いっそ何も知らず、ただのリディアとして生きられたらどれだけよかったか。
本当はずっとそう思っていた。
「ひっ……」
彼の肩に顔を埋め、柔らかなシャツを涙が濡らしていく。
大きな手が優しく何度も背中をさすってくれて、私が手を回してしがみつくと、泣き止むまで抱き締めてくれた。

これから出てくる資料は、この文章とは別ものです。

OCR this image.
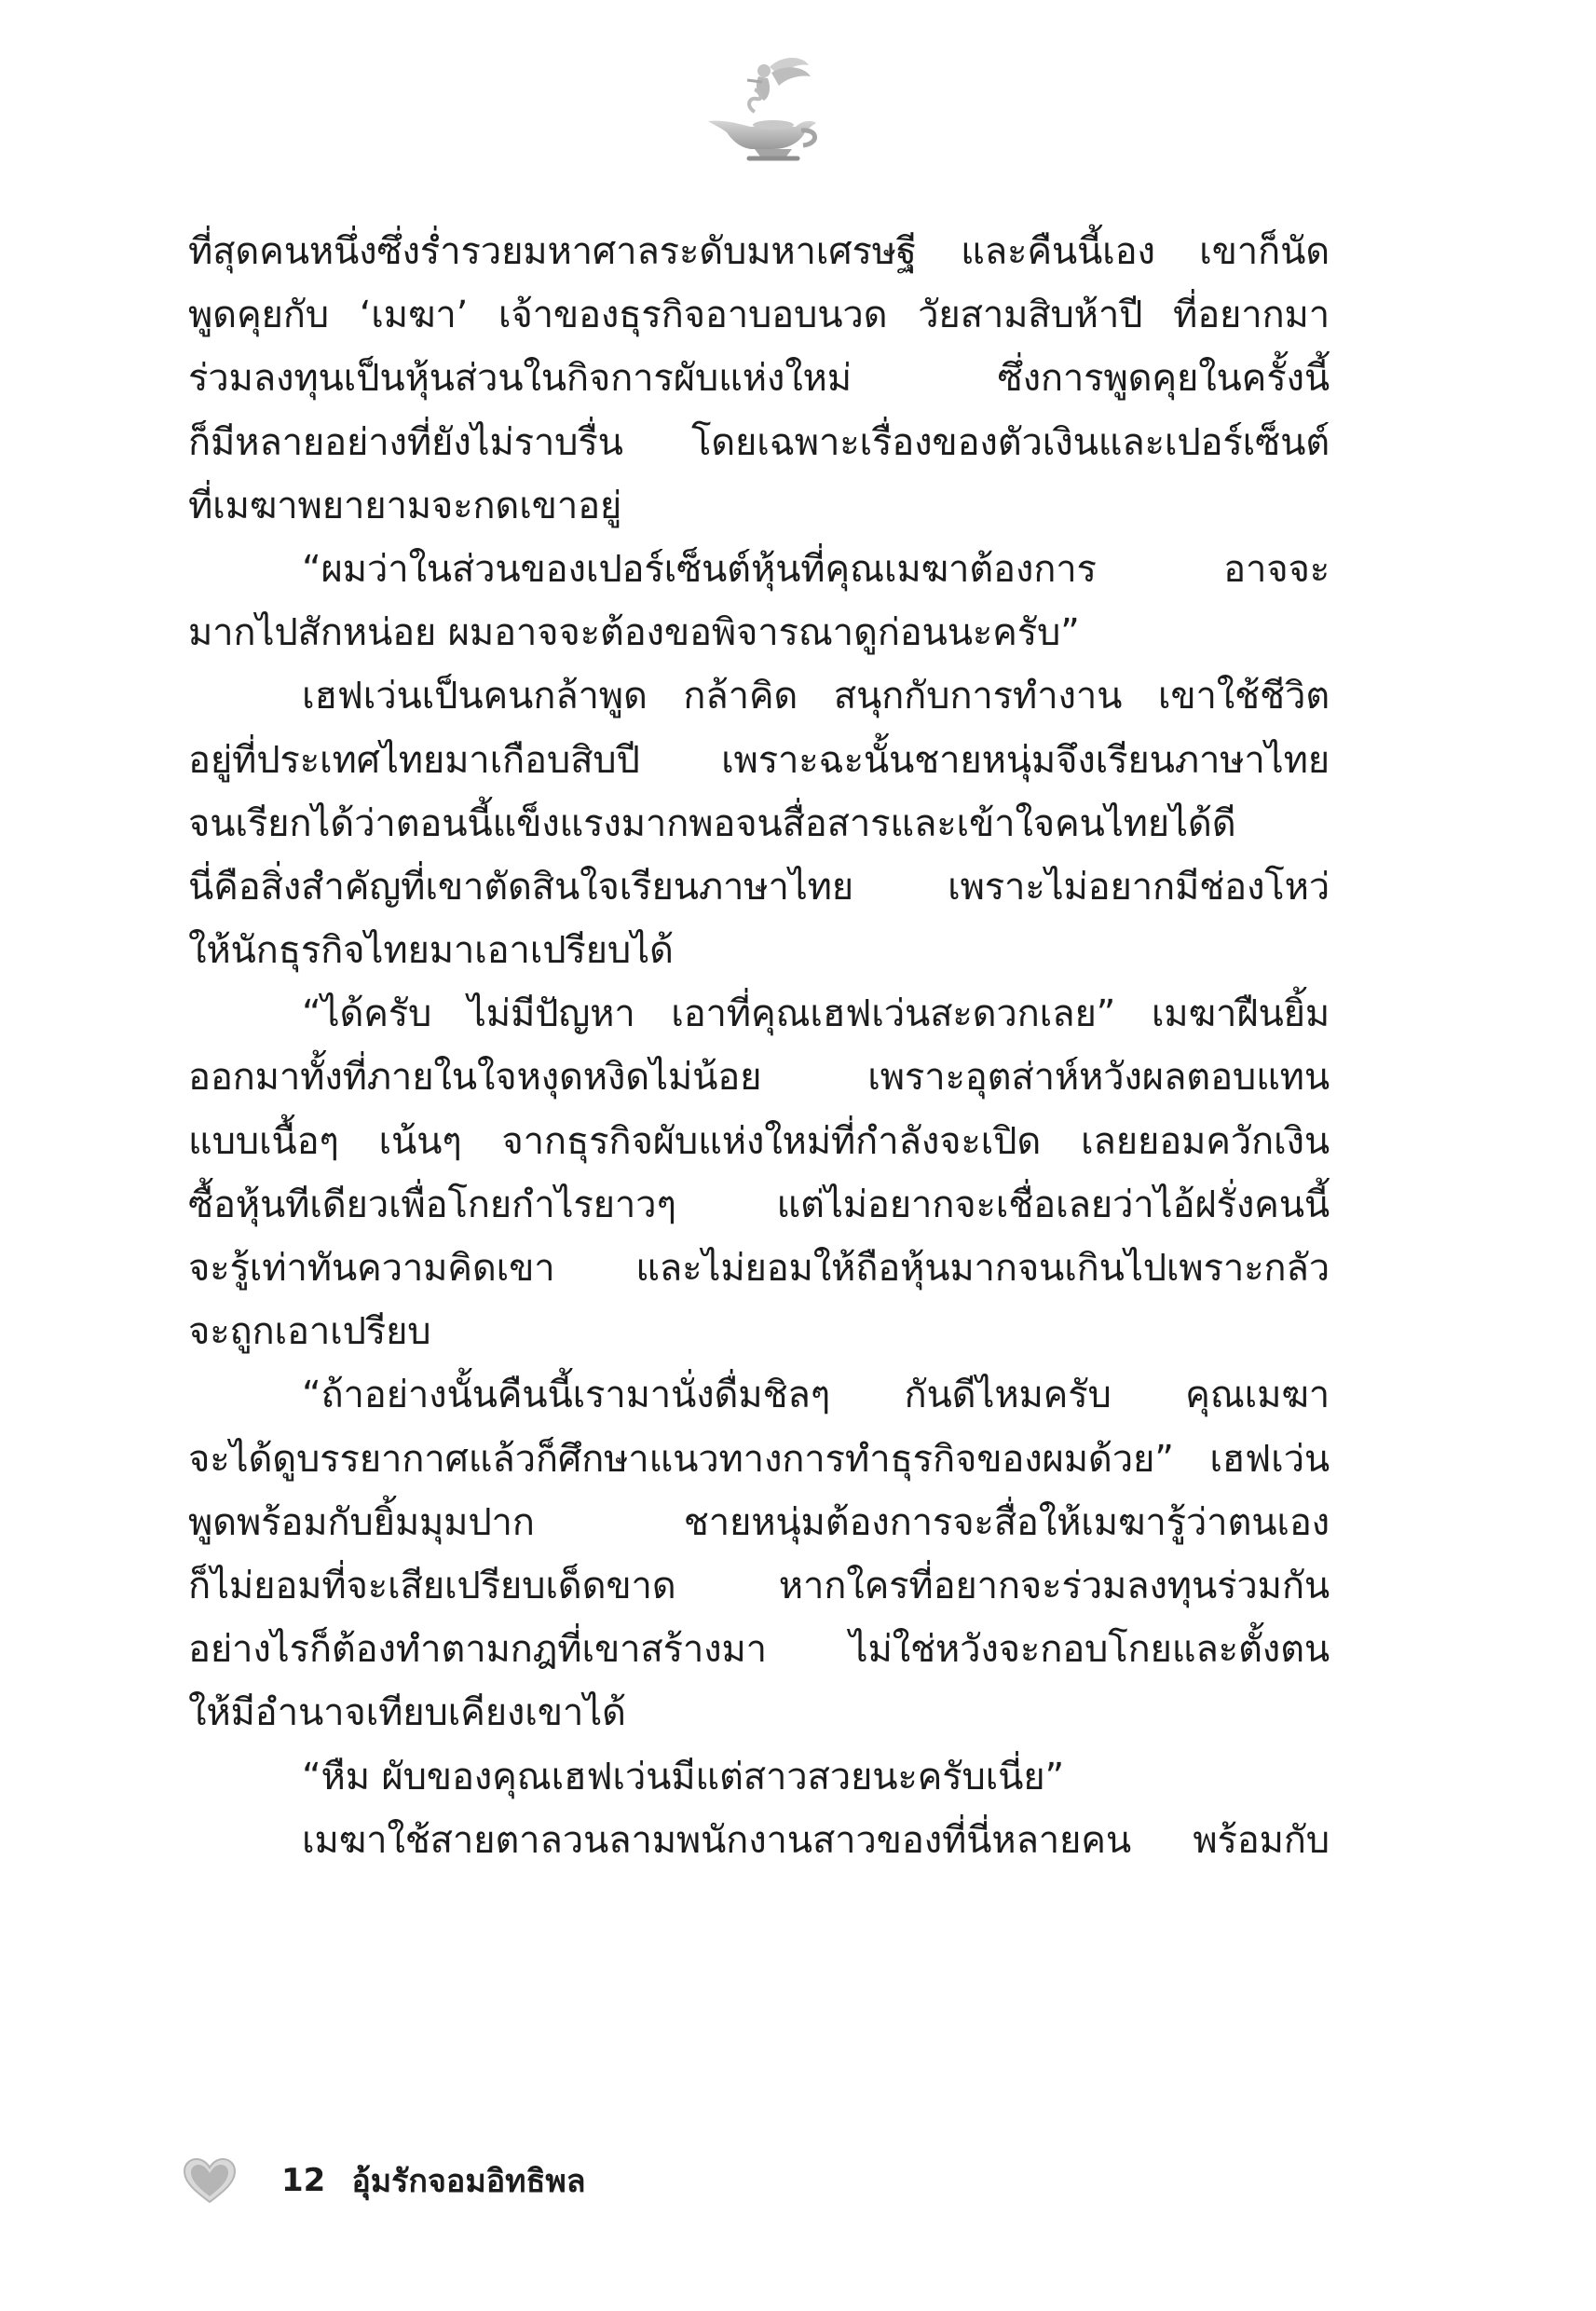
ที่สุดคนหนึ่งซึ่งร่ำรวยมหาศาลระดับมหาเศรษฐี และคืนนี้เอง เขาก็นัด
พูดคุยกับ ‘เมฆา’ เจ้าของธุรกิจอาบอบนวด วัยสามสิบห้าปี ที่อยากมา
ร่วมลงทุนเป็นหุ้นส่วนในกิจการผับแห่งใหม่ ซึ่งการพูดคุยในครั้งนี้
ก็มีหลายอย่างที่ยังไม่ราบรื่น โดยเฉพาะเรื่องของตัวเงินและเปอร์เซ็นต์
ที่เมฆาพยายามจะกดเขาอยู่
“ผมว่าในส่วนของเปอร์เซ็นต์หุ้นที่คุณเมฆาต้องการ อาจจะ
มากไปสักหน่อย ผมอาจจะต้องขอพิจารณาดูก่อนนะครับ”
เฮฟเว่นเป็นคนกล้าพูด กล้าคิด สนุกกับการทำงาน เขาใช้ชีวิต
อยู่ที่ประเทศไทยมาเกือบสิบปี เพราะฉะนั้นชายหนุ่มจึงเรียนภาษาไทย
จนเรียกได้ว่าตอนนี้แข็งแรงมากพอจนสื่อสารและเข้าใจคนไทยได้ดี
นี่คือสิ่งสำคัญที่เขาตัดสินใจเรียนภาษาไทย เพราะไม่อยากมีช่องโหว่
ให้นักธุรกิจไทยมาเอาเปรียบได้
“ได้ครับ ไม่มีปัญหา เอาที่คุณเฮฟเว่นสะดวกเลย” เมฆาฝืนยิ้ม
ออกมาทั้งที่ภายในใจหงุดหงิดไม่น้อย เพราะอุตส่าห์หวังผลตอบแทน
แบบเนื้อๆ เน้นๆ จากธุรกิจผับแห่งใหม่ที่กำลังจะเปิด เลยยอมควักเงิน
ซื้อหุ้นทีเดียวเพื่อโกยกำไรยาวๆ แต่ไม่อยากจะเชื่อเลยว่าไอ้ฝรั่งคนนี้
จะรู้เท่าทันความคิดเขา และไม่ยอมให้ถือหุ้นมากจนเกินไปเพราะกลัว
จะถูกเอาเปรียบ
“ถ้าอย่างนั้นคืนนี้เรามานั่งดื่มชิลๆ กันดีไหมครับ คุณเมฆา
จะได้ดูบรรยากาศแล้วก็ศึกษาแนวทางการทำธุรกิจของผมด้วย” เฮฟเว่น
พูดพร้อมกับยิ้มมุมปาก ชายหนุ่มต้องการจะสื่อให้เมฆารู้ว่าตนเอง
ก็ไม่ยอมที่จะเสียเปรียบเด็ดขาด หากใครที่อยากจะร่วมลงทุนร่วมกัน
อย่างไรก็ต้องทำตามกฎที่เขาสร้างมา ไม่ใช่หวังจะกอบโกยและตั้งตน
ให้มีอำนาจเทียบเคียงเขาได้
“หืม ผับของคุณเฮฟเว่นมีแต่สาวสวยนะครับเนี่ย”
เมฆาใช้สายตาลวนลามพนักงานสาวของที่นี่หลายคน พร้อมกับ
12 อุ้มรักจอมอิทธิพล
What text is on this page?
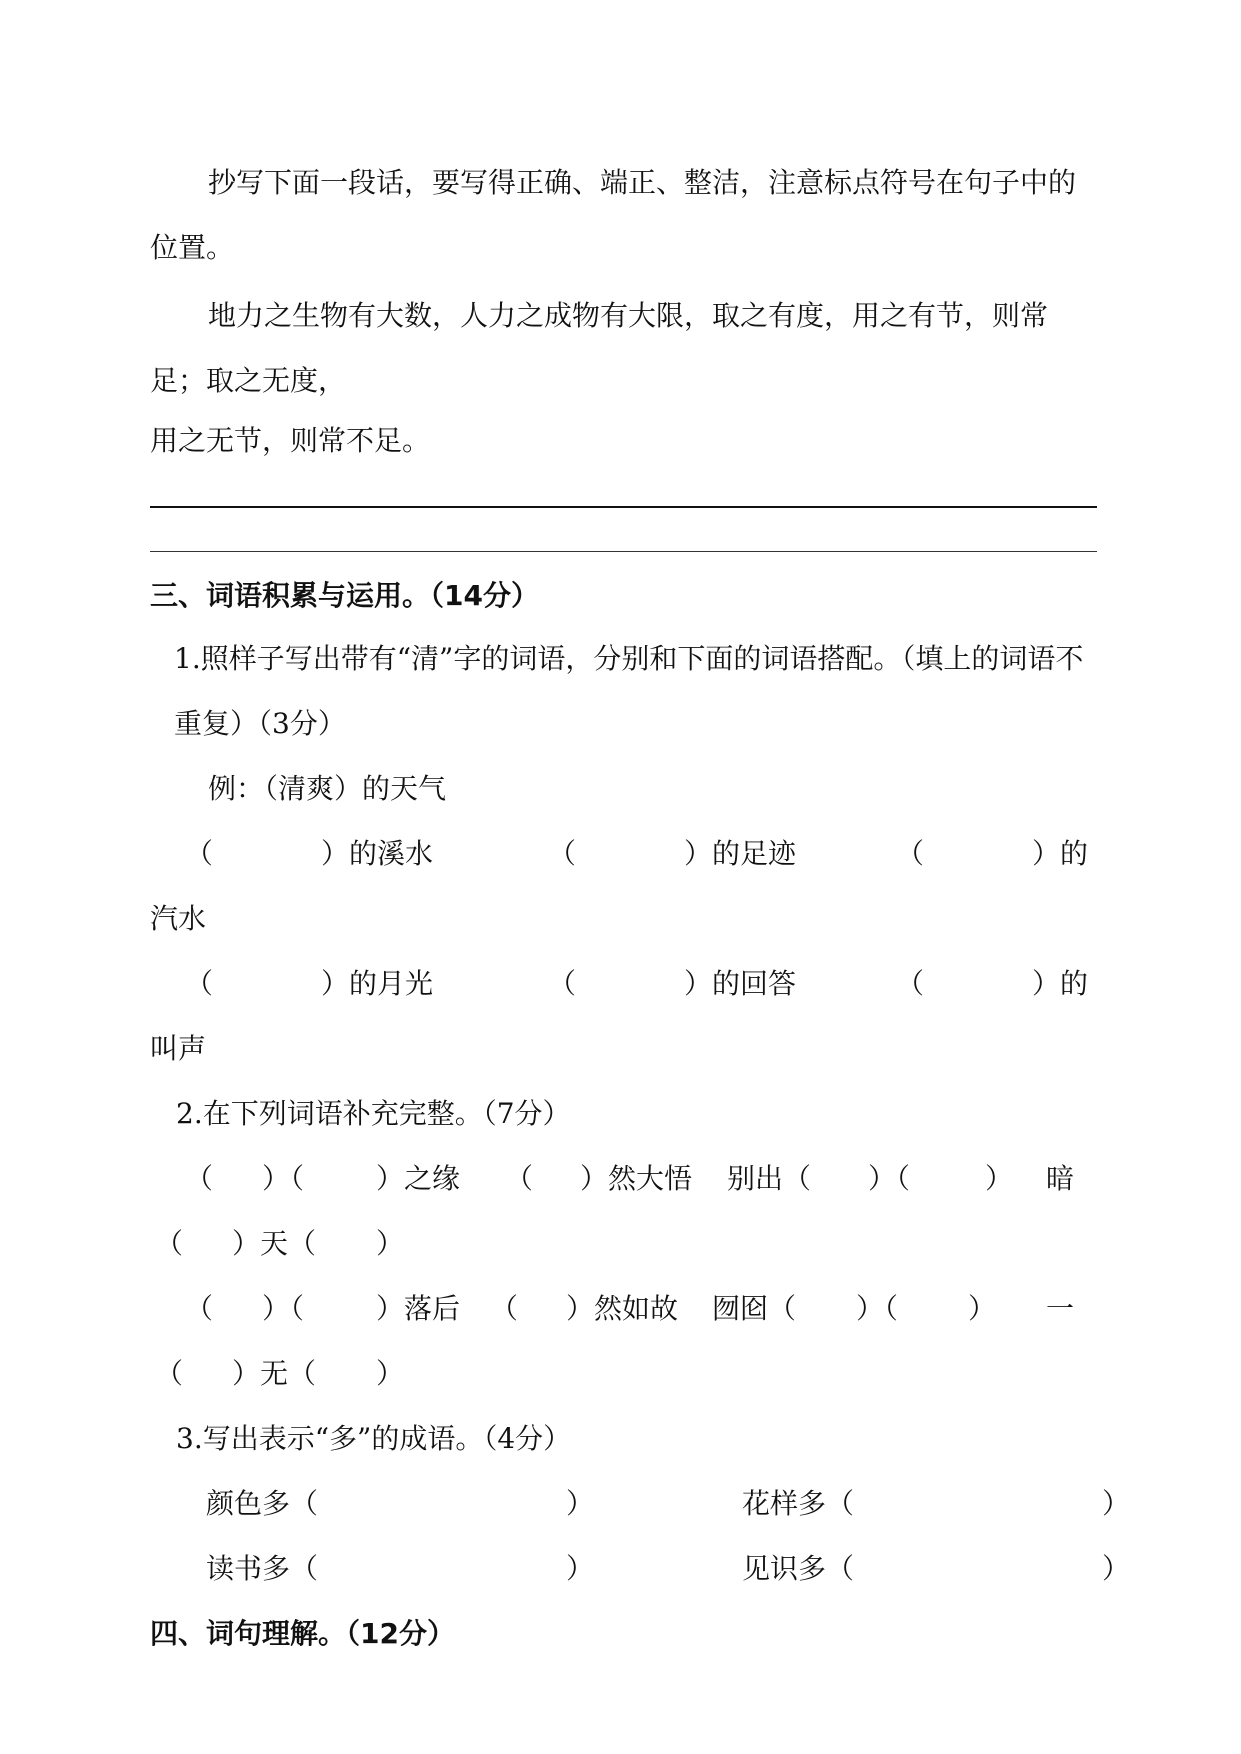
抄写下面一段话，要写得正确、端正、整洁，注意标点符号在句子中的位置。
地力之生物有大数，人力之成物有大限，取之有度，用之有节，则常足；取之无度，
用之无节，则常不足。
三、词语积累与运用。（14分）
1.照样子写出带有“清”字的词语，分别和下面的词语搭配。（填上的词语不重复）（3分）
例：（清爽）的天气
（	）的溪水	（	）的足迹	（	）的
汽水
（	）的月光	（	）的回答	（	）的
叫声
2.在下列词语补充完整。（7分）
（ ）（	）之缘 （ ）然大悟 别出（ ）（	） 暗
（ ）天（ ）
（ ）（	）落后 （ ）然如故 囫囵（ ）（ ） 一
（ ）无（ ）
3.写出表示“多”的成语。（4分）
颜色多（	）	花样多（	）
读书多（	）	见识多（	）
四、词句理解。（12分）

「ごめ……なさ……。今はっ、ラウルのことが好きなのに、こんな……終わったことで泣いたりしてごめん」
そう言って謝ると、彼は私の身体をゆっくり離し、頬や唇にキスをした。
そして、憐れむでもなく、哀しむでもなく、ただ慈しむような目で見つめてくれた。
「過去と今は別なんだろう?俺は気にしていない。リディアがずっと過去に囚われたままでいる方が困る。怒りたいときに怒って、泣きたいときに泣いて、それでいい」
彼は皮の硬い指が私の頬を傷つけるのを恐れたのか、指の背や手の甲で涙を拭ってくれる。どこまでも優しいこの人。私のどこがよかったんだろうか、最大の謎だなと思った。
グズッと鼻をすする私を見て、彼は笑った。
「君が俺を支えてくれたように、俺も君を支えたい」
「ラウル……」
「亡くなった2人の夫の分も、リディアを愛していく」
「いや、何を勝手に殺してるのよ。死んでいないわ」
「どっちでもよくないか?」
「それもそうね」
社会的には抹殺されたけれど、2人とも命は失っていないはず。
冗談を言うタイミングがおかしいような気もするけれど、おかげさまで何だか冷静になってきて涙が引っ込んでしまった。「はぁ」と息を吐くと、ラウルはまた私の唇に触れる。
「ねぇ」
「ん?」
「普通の婚約者って、こんなにキスをするものなの?」
普通がわからない。
これでいいのか、ふと気になって尋ねてしまった。
ラウルは少し視線を上に投げ、思案するフリだけして笑った。
「俺がリディアに触れたいんだ」
「あぁ、そう……」
「不満か?」
改める気はないくせに、私が嫌だと言えばきっと悲しむんだろう。何となくそれが想像できる。
「いいわ、幸せだから」
微笑みながらそう言うと、ラウルはうれしそうに目元を和ませた。
見ていると急激に愛おしいという思いがこみ上げてきて、彼の首元に腕を回してぎゅうっと抱きついてしまう。
「リディア?」
「…………離れたくない」
思わずそんな言葉が口から漏れる。
一度甘えてしまえば、私の依存心がむくむくと膨れ上がるのは容易いみたい。
だから嫌だったのに。
今さら思っても遅い。多分もう、私はラウルなしでは生きられない。
心の中で、女神様に尋ねた。
シナリオ通りではないけれど、あなたは満足ですか?と。
当然、返事はない。
「リディア、このまま一緒に寝るか」
「え?」
それって、まさかそういうことですか!?
動揺が顔に出ている私を見て、ラウルが笑った。
「何もしない。それこそ父に殺される」
それはそうだ。お父様にバレたら本当に殺されかねない。
「今日はリディアを一人にしたくない」
「ラウル」
「と言うのは口実で、俺が一緒にいたいんだ」
「え」
頬が熱くなり、私は手の甲を当てて必死で熱を取ろうとした。
こんな風に大事にされるのは、前世でも今世でも初めてだ。どうしていいかわからない。
余裕であしらえる大人の女になりたい!
「もう横になれ。疲れただろう?」
ラウルの中では、ここで眠るのは決定しているらしい。スッと私を抱き上げると、寝室へと連れて行く。
お、お姫様抱っこ……!
領主館で運ばれたときは、片腕で荷物みたいに小脇に抱えられたのに、今度はまさかのお姫様抱っこ!
顔を両手で覆い、一人で悶える。
ラウルは私をベッドに下ろすと、躊躇なく隣で横になった。
手を繋ぎ、寄り添って眠るなんてとてつもなく健全な関係である。
どうしよう。すごく寝にくい!
「おやすみ」
「お、おやすみなさい……」
この状況で眠れるっておかしくない!?
心の中で文句を言う私だったけれど、疲労のためにすぐに寝息を立ててしまうのだった。